Employing optogenetic tools a flash of light can trigger a dynamic cellular event. For example, by using the light activated ion channel (channelrhodopsin) a synaptic transmission can be stimulated in a neuron. By alignment of the triggered light stimulation with high-pressure freezing, regulated vesicle fusion and the subsequent vesicle recycling at synapses can be subsequently visualized in electron micrographs. By analyzing a sequence of images at specific time points, the progression of events can be assembled.

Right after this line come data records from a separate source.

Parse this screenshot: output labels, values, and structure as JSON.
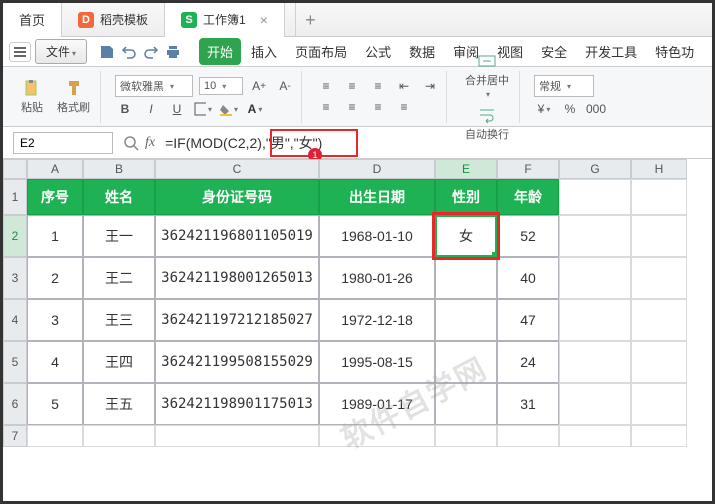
{
  "tabs": {
    "home": "首页",
    "template": "稻壳模板",
    "workbook": "工作簿1"
  },
  "filemenu": "文件",
  "menu": {
    "start": "开始",
    "insert": "插入",
    "layout": "页面布局",
    "formula": "公式",
    "data": "数据",
    "review": "审阅",
    "view": "视图",
    "security": "安全",
    "dev": "开发工具",
    "special": "特色功"
  },
  "ribbon": {
    "paste": "粘贴",
    "format_painter": "格式刷",
    "font": "微软雅黑",
    "size": "10",
    "merge": "合并居中",
    "wrap": "自动换行",
    "numfmt": "常规"
  },
  "namebox": "E2",
  "formula_prefix": "=IF",
  "formula_mod": "(MOD(C2,2)",
  "formula_suffix": ",\"男\",\"女\")",
  "badge": "1",
  "cols": [
    "A",
    "B",
    "C",
    "D",
    "E",
    "F",
    "G",
    "H"
  ],
  "rows": [
    "1",
    "2",
    "3",
    "4",
    "5",
    "6",
    "7"
  ],
  "headers": {
    "a": "序号",
    "b": "姓名",
    "c": "身份证号码",
    "d": "出生日期",
    "e": "性别",
    "f": "年龄"
  },
  "data": [
    {
      "a": "1",
      "b": "王一",
      "c": "362421196801105019",
      "d": "1968-01-10",
      "e": "女",
      "f": "52"
    },
    {
      "a": "2",
      "b": "王二",
      "c": "362421198001265013",
      "d": "1980-01-26",
      "e": "",
      "f": "40"
    },
    {
      "a": "3",
      "b": "王三",
      "c": "362421197212185027",
      "d": "1972-12-18",
      "e": "",
      "f": "47"
    },
    {
      "a": "4",
      "b": "王四",
      "c": "362421199508155029",
      "d": "1995-08-15",
      "e": "",
      "f": "24"
    },
    {
      "a": "5",
      "b": "王五",
      "c": "362421198901175013",
      "d": "1989-01-17",
      "e": "",
      "f": "31"
    }
  ],
  "watermark": "软件自学网"
}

Flash-and-freeze approach can be expanded to other cellular events. A variety of light-sensitive tools are becoming available to stimulate particular cellular activities.

Optogenetics in combination with high pressure freezing adds another dimension to electron microscopy – time.

…. And if you are still curious, the ski acrobat was in fact flying.

• Watanabe S, Rost BR, Camacho-Pérez M, Davis MW, Söhl-Kielczynski B, Rosenmund C and Jørgensen EM: Ultrafast endocytosis at mouse hippocampal synapses. Nature 504: 242–47 (2013); doi: 10.1038/nature12809.
• Watanabe S, Davis MW and Jørgensen EM: Flash-and-Freeze Electron Microscopy: Coupling Optogenetics with High-Pressure Freezin. Neuromethods 84: 43–57 (2013); doi: 10.1007/978-1-4614-9179-8_3.